Much more often than not though, I use ET for one thing, and that’s wrapping handlebars. My supply even lives in the section of my tool chest reserved for bike tools, nestled there next to the lockring thing-a-ma-jigger and the mysterious fourth-hand tool, also known as the cable-stretch-doinker.
Electrical tape is so good at securing bar tape to handlebars that everyone I know throws out the short sections of tape that come with a fresh roll, the bits that are made to do what ET does better. I suppose it’s possible we’ve all been employing this janky-ass solution so long that we’ve come to expect to see electrical tape finishing off a wrap job. Maybe we’ve brainwashed ourselves into thinking it’s better, when really it’s just what we’ve always done.
The thinness of ET makes it a better solution than most of the purpose-made tapes, and it has the perfect degree of adhesion too, I can pull it off over and over without shredding the precious bar tape’s cork/foam/gel, and I’m going to be doing wrapping and rewrapping, because as bad as I am at it, I’m even worse at riding around with badly wrapped bars.
Here too, the staggering cheapness of ET boosts its consumer value, because if it cost a lot, I wouldn’t feel comfortable throwing so much away, just to get 2.5 inches of perfectly-aligned and unwrinkled ET applied to my bi-annual rewrap.
Unlike when we were new to this whole ritual, now if you go to the hardware store you’ll find ET in a wide array of colors, so you can even match yours to the paint job on your bike, the anodization of your components, or to your birthstone. I’m not judging (JK, I’m totally judging. The only acceptable color is black).
ET has other, cycling-specific, off-label uses as well. It secures cable housing to bars in just the right way. I’ve seen it used to mitigate cable rub with liberal application at both headtube and downtube. ET will tell you exactly how far to insert your seatpost, and in a pinch, it’ll secure that rag you jammed between the two bikes on your hitchrack to keep them from cannibalizing each other on the way to the ride.

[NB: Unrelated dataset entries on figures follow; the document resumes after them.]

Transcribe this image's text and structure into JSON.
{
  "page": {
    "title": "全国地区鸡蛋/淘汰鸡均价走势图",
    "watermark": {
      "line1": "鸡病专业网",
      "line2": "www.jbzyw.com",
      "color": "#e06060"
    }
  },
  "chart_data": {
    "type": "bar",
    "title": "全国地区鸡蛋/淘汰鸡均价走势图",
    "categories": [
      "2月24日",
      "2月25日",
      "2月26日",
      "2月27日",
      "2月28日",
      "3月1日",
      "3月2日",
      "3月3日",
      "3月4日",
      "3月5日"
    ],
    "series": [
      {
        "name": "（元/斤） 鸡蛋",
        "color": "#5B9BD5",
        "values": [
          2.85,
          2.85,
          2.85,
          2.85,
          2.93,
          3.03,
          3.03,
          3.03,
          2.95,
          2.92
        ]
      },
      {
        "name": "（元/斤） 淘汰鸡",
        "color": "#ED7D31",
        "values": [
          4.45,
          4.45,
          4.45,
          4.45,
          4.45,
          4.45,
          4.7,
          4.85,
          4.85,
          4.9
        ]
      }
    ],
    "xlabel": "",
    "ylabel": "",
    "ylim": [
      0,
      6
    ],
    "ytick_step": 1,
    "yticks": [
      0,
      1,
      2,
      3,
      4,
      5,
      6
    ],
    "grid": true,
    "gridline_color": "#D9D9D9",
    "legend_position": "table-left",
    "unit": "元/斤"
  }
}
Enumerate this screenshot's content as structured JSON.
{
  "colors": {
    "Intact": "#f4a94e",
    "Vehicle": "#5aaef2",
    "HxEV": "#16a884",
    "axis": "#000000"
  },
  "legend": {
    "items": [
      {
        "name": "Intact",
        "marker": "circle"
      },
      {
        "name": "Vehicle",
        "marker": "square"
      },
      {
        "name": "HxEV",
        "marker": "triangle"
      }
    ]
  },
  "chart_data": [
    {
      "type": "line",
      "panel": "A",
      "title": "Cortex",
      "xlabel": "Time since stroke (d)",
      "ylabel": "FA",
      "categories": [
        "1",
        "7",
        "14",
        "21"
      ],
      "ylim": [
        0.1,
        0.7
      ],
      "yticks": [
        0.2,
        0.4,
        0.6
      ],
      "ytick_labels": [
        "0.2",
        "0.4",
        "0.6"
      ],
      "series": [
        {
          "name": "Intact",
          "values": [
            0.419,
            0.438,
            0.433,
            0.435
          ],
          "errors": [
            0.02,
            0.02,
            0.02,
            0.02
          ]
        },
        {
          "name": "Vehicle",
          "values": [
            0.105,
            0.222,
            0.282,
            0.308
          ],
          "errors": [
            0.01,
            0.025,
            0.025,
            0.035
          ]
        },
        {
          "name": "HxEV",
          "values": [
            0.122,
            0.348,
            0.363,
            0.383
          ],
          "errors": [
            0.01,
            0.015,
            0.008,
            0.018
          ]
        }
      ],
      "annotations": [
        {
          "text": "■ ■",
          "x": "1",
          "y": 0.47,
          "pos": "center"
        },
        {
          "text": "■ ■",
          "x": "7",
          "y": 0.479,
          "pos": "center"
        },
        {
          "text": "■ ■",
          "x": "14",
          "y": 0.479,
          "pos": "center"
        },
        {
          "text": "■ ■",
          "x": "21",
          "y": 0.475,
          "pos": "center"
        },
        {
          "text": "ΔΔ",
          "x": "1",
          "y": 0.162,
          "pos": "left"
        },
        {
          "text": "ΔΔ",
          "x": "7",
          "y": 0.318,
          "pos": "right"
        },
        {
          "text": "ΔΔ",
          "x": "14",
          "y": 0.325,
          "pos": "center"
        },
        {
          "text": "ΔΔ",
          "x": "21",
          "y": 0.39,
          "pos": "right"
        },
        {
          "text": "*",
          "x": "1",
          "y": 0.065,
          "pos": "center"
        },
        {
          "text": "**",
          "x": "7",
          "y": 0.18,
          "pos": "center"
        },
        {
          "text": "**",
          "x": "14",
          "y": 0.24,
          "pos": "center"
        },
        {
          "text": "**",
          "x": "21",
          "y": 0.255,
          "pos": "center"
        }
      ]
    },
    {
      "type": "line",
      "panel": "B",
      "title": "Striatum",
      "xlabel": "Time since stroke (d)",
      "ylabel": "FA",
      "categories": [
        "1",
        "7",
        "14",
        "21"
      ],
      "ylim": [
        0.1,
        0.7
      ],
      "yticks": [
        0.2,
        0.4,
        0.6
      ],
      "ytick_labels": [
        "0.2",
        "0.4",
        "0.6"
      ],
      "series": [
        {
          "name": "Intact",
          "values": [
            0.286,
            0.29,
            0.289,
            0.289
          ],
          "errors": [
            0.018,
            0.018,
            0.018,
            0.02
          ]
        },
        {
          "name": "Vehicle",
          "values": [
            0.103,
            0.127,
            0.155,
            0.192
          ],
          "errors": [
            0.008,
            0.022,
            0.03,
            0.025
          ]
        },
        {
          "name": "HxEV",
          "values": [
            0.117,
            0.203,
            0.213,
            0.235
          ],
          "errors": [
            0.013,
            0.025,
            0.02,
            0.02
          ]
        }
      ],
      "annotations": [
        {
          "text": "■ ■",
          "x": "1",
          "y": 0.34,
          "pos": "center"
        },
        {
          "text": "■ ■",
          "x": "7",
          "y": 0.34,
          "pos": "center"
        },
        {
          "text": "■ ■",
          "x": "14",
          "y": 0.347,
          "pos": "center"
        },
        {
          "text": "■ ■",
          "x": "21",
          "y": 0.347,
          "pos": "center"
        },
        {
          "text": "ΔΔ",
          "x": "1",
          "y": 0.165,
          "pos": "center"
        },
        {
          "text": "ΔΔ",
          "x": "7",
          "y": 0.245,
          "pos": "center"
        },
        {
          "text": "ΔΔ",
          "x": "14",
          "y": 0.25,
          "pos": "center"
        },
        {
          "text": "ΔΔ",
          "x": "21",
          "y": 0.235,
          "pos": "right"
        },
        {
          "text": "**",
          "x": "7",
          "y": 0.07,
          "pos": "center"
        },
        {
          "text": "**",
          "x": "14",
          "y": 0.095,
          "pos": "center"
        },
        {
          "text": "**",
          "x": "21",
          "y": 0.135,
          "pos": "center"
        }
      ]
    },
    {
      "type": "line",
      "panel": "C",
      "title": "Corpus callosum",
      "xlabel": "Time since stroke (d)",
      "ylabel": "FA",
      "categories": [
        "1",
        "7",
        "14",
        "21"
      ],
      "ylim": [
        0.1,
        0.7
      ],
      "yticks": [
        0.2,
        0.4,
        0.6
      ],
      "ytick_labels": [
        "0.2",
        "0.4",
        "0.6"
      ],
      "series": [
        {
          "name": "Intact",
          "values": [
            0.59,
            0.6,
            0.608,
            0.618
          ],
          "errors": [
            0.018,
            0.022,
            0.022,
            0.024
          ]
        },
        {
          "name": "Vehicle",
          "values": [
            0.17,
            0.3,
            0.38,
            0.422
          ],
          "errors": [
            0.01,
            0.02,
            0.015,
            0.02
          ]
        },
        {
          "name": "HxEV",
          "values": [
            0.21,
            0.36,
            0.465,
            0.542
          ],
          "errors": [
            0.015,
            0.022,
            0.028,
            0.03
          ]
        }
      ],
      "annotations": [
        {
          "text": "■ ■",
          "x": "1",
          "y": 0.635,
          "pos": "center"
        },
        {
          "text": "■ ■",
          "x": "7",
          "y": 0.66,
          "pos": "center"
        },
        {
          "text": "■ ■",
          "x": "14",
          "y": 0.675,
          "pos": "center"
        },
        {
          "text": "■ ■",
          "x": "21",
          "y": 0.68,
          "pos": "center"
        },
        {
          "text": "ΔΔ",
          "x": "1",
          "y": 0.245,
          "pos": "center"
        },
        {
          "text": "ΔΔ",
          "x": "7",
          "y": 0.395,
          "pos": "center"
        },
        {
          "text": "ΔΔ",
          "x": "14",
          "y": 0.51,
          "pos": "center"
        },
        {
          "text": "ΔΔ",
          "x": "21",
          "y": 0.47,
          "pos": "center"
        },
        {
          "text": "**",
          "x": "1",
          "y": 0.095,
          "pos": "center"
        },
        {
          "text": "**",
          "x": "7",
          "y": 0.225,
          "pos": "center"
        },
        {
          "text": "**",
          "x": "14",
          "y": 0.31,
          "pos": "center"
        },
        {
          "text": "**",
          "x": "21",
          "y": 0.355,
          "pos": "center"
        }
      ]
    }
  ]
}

I’ve even seen water bottle cages ET’d onto a frame after the frame’s rivnuts gave up the ghost. This I can’t approve of, even if it is effective, because it tells me you don’t love your bike, and every bike deserves to be loved. Don’t be a monster. Put the tape away.
Here’s how you know that ET is a perfect product. Park Tool doesn’t make any. As part of the deep research I performed for this column, I went to the Park website and searched for “tape.” They’d sell me a tape measure, a frame tap, and even a pair of scissors for cutting my ET, but the great blue dictator of bike maintenance can’t improve on electrical tape and that should tell you all you need to know.